New Podcast: “Share of Ear, Unicorns, and More” with the LSA Analyst Team (Video)
October 28, 2019 | Contributed by: Charles Laughlin
Our latest Above the Cloud podcast features an LSA analyst team “around the horn” session touching on a range of topics in the news and covered on the LSA Insider blog. We kicked around the future of privacy, defined “share of ear”?, asked why boards of directors aren’t the real villains in the unraveling of companies like WeWork, and explained why it makes sense for SMB software companies to treat small businesses like consumers.
The Quest for Certainty
(Starting at 1:06) Privacy was a major theme at the LSA’s recent Place conference. Specifically, the idea that data firms see privacy regulation as inevitable in the wave of GDPR in Europe and CCPA in California. it is better to get a regulatory scheme in place that they can then adapt to vs not knowing what, if any, regulation is coming.
There is also a strong competitive element to the privacy discussion as well. The location data space is crowded and poised for a shakeout. But the lack of regulatory certainty has placed the space in a version of limbo.
In the following clip, we explore what may happen in the location intelligence space once there is a plan in place for a national privacy regulation scheme.
iHeart’s Re-invention of Audio
(Starting at 6:21) It’s very meta to talk about podcasts on a podcast, but we did it anyway. Mike noted that iHeart Radio EVP Marketing Eric Hadley’s session at Place was a consensus hit for being engaging and thought-provoking. iHeart is, of course, a radio goliath. But it sees its future in an omnichannel approach involving live radio, streaming, events and podcasts.
iHeart’s goal, according to Hadley, is to own a commanding “share of ear.”
As Mike notes on the podcast, “Visual media is so saturated that ‘share of ear’ could be a greenfield.”
Hadley was also a recent guest on Above the Cloud.
Walking Barefoot through Manhattan
(Starting at 9:50) We recently posted on LSA Insider on the notion that’s been bubbling up in the wake of the WeWork fiasco that the heyday of the high-flying tech unicorn may be receding in favor of less flash and more attention to sustainable business models.
We took up this issue on the podcast, calling out all involved int the WeWork debacle for giving co-founder and former CEO Adam Neumann $1.7 billion to “walk barefoot through Manhattan.”

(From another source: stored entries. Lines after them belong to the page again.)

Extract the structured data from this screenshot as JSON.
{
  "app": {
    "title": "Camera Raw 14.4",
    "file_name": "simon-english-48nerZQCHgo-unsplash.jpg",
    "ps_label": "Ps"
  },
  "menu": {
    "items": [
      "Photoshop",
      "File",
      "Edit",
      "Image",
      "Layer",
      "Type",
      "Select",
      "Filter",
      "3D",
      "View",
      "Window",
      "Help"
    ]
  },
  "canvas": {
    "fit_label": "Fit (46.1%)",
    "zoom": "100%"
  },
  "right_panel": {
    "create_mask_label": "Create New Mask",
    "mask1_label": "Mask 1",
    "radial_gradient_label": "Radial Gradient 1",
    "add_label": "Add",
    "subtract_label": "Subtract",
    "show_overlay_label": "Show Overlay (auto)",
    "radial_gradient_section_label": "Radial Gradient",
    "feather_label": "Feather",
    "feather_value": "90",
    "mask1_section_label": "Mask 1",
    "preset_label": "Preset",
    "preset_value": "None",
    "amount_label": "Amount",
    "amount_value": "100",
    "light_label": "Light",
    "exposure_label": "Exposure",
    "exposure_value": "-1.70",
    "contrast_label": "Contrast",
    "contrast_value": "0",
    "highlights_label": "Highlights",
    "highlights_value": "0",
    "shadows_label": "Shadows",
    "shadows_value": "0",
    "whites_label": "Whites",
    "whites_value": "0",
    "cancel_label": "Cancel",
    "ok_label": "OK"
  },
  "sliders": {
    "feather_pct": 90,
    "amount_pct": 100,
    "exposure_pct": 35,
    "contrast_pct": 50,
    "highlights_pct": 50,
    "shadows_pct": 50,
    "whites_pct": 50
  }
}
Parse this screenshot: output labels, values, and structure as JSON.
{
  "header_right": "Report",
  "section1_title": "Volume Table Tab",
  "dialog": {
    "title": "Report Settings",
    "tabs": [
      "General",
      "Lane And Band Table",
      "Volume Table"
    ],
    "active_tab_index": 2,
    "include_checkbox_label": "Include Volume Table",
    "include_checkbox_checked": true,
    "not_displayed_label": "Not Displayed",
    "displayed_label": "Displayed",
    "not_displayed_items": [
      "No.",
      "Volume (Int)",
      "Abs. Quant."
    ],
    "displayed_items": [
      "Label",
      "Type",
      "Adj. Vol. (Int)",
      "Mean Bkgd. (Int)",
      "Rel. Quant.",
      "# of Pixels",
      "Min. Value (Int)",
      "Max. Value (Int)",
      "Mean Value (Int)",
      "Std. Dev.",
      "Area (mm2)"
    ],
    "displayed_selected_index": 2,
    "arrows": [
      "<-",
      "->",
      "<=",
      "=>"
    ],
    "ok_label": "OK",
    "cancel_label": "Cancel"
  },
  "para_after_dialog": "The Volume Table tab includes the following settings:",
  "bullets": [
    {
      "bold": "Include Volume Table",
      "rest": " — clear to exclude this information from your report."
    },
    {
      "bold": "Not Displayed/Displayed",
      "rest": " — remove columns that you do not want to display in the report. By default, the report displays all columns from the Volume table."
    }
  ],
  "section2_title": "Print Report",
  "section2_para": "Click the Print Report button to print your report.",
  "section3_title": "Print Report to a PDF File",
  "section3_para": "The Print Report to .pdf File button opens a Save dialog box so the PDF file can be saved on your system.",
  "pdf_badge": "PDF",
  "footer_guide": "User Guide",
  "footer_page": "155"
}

Neal’s point: While Adam is an easy target, permissive boards of directors are the true culprits by enabling the excesses of brash young entrepreneurs. Neal acknowledged that in the wake of this disaster, he has become a more assertive board member.
The following clip features the bulk of our discussion on the apparent fall from grace of the low-margin unicorns.
Treat Small Businesses Like Consumers
(Starting at 16:15) Finally, we kicked around the issue of how to sell technology to small businesses. The impetus for the discussion was a recent post that examined an article by some SMB tech vets at AT Kearney offering advice on how to sell technology to small businesses.
We agreed with the advice that SMBs should be treated like consumers, in the sense that they lack the time or inclination to understand complex software. Better to make the product and the sales messaging as simple as possible.
We also had some questions about the shade the article threw on vertical and channel partner strategies.